Players under rookie contracts can be one of a team's most valuable assets. When you land a star-level player in the draft, the value per production ratio is invariably in your favor. Production equals wins and wins have a value.
Our rule of thumb puts that value at about $2.5 million. Well, Anthony Davis is going to get paid about $4.3 million as a rookie for being the top pick in Thursday's draft. To justify that salary, he just needs to be worth at least two wins. Needless to say, he projects to do considerably better than that.
This is tremendously valuable to rebuilding teams. For prime examples, just look at the Chicago Bulls. After drafting Derrick Rose, the Bulls were rewarded with a level of production that made Rose the league's MVP in just his third NBA season, when he earned just $5.5 million.
With Rose in place as a low-cost foundation player, Chicago was able to lock up Luol Deng and Joakim Noah, while going out and signing a premium free agent in Carlos Boozer. Down the line, the costs shoot up, but there is no better way to stock a roster than by starting with a star player on a rookie contract.
With that in mind, let's look at some projected values from last night's draft. The first section takes a look at the lottery. The second section projects the rest of the first round. We're going to see which players project as the best values over the four-year duration of their rookie contracts. I've projected each player's on-court production using my ATH system for projecting rookies.
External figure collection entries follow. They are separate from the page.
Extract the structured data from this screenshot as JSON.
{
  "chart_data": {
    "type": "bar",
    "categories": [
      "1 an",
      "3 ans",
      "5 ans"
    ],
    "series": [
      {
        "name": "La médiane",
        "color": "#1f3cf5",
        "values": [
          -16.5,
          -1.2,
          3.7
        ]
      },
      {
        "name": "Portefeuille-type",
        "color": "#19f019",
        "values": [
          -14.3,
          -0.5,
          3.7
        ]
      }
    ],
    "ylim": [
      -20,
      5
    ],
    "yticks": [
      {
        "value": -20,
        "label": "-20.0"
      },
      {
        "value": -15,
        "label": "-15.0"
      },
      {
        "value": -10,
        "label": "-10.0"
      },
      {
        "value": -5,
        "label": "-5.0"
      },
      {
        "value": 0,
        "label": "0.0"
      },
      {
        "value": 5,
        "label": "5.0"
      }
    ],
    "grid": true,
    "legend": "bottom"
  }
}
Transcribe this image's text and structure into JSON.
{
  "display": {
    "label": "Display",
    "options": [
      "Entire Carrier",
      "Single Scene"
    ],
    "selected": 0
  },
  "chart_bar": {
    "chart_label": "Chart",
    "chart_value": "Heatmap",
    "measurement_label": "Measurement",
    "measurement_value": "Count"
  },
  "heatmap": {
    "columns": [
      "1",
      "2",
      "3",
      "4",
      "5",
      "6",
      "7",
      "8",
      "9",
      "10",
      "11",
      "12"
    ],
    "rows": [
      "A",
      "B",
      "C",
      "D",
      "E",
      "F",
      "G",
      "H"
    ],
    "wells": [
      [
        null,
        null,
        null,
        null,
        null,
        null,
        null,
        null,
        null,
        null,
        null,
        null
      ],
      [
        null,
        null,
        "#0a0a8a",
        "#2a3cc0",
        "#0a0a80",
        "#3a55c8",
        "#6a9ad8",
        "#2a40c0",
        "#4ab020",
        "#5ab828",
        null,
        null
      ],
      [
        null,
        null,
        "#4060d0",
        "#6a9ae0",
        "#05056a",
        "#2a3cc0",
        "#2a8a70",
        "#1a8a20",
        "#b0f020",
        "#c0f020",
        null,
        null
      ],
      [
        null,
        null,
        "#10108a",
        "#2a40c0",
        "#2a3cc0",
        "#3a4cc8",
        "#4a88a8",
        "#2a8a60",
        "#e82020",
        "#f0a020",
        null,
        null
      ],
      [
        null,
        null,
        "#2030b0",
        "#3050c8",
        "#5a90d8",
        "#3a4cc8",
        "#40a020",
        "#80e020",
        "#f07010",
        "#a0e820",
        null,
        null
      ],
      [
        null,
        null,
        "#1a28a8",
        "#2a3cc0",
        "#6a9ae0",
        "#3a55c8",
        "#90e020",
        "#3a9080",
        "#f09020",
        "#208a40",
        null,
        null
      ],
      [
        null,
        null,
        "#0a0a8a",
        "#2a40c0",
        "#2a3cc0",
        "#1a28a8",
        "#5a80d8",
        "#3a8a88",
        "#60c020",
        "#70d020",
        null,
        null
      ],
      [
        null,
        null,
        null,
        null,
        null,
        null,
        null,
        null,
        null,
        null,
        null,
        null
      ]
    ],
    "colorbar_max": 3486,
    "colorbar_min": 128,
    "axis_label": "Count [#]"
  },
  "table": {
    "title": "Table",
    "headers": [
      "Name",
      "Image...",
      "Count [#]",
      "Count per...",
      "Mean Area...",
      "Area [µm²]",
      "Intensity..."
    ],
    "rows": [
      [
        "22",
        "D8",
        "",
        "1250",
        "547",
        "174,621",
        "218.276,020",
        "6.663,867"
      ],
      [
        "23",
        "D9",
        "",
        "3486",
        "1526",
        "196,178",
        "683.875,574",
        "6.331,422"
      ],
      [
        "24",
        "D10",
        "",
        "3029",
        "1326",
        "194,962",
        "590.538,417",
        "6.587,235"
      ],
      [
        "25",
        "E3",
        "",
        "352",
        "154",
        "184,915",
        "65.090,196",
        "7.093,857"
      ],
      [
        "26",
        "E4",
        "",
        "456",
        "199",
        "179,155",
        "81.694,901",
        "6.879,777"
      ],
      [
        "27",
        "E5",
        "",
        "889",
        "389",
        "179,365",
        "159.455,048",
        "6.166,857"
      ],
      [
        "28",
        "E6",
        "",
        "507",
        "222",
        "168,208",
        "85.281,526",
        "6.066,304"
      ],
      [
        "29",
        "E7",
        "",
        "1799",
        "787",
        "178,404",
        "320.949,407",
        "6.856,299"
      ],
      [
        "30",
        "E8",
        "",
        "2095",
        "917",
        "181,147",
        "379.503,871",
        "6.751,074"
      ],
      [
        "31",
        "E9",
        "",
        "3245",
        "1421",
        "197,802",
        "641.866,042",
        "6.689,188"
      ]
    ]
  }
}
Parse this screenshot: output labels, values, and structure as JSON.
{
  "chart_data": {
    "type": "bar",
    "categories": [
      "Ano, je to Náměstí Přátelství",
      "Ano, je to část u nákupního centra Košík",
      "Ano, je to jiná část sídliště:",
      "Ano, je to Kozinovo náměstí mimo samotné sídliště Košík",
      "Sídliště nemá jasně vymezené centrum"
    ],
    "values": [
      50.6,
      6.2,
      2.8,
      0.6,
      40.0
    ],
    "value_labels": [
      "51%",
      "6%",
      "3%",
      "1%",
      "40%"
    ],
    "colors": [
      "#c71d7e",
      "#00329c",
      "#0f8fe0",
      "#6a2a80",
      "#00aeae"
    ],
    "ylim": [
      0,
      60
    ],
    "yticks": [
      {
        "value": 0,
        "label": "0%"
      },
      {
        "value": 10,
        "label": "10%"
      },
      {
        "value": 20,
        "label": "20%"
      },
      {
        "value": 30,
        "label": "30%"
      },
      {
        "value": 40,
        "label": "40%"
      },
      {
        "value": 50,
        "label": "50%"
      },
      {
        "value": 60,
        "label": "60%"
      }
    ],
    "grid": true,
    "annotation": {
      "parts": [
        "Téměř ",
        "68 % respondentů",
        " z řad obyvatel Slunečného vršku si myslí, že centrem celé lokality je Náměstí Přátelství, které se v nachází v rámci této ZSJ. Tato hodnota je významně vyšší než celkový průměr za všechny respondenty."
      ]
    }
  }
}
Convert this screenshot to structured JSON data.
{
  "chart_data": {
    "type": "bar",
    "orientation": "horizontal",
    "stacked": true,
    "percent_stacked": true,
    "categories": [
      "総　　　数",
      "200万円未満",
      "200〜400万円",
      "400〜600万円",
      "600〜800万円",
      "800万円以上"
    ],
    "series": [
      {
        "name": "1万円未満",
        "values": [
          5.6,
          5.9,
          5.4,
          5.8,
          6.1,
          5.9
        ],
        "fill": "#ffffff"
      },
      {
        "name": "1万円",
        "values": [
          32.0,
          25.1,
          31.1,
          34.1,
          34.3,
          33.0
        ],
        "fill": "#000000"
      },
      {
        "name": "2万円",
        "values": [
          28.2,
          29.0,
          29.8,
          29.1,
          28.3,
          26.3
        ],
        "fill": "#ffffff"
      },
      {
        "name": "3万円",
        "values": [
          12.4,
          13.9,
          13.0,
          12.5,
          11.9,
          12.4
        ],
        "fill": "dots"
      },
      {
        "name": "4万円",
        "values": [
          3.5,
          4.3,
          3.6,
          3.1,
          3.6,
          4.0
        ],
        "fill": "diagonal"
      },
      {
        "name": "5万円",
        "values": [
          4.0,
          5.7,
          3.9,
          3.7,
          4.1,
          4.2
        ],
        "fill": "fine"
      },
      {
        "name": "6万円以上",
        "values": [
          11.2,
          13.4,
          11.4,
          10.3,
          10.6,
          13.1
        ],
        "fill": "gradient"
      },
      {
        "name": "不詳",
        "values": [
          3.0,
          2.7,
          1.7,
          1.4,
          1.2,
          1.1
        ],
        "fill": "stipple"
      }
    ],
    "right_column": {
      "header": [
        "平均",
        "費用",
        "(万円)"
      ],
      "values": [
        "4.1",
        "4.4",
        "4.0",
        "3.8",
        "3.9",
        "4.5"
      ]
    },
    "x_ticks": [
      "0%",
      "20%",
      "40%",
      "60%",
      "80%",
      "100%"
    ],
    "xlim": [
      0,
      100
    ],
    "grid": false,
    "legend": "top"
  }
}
In a nutshell, the system estimates how well a player's amateur production will translate based on certain athletic factors, such as foul-drawing ability, rebounding, shot-blocking and steals. This method also is used to project a possible aging pattern for each player, based on his age upon entering the league and similarities to past players with similar athletic traits.
Using ATH, I've forecast the WARP (wins above replacement level) totals for the first four NBA seasons for each player in the lottery. Then I've applied the dollars per win rule of thumb to determine the player's value in dollars. (The actual amount I use is between $2.3 and $2.4 million per win.)
Some players project as below replacement level; the financial value of these players is then assumed to be the league minimum. By plugging in estimates of each player's slot-mandated salary, we can measure how much of a value each player promises to have.
THE LOTTERY PICKS
The slam dunk
Anthony Davis (No. 1 pick, New Orleans)
73.9 projected WARP; Net Value of $127.6 million over rookie scale
No one was close to Davis when it came to consideration as the top pick, and no one is close to projected value. He projects to add nearly 74 wins to the Hornets' bottom line the next four years, while costing New Orleans just $17.2 million. Those wins, in an open-market environment with no cap and no max salary, would be worth $128 million. I'd say that's a bargain. If Davis meets expectations, he'll have no trouble landing a max contract when his rookie deal is up.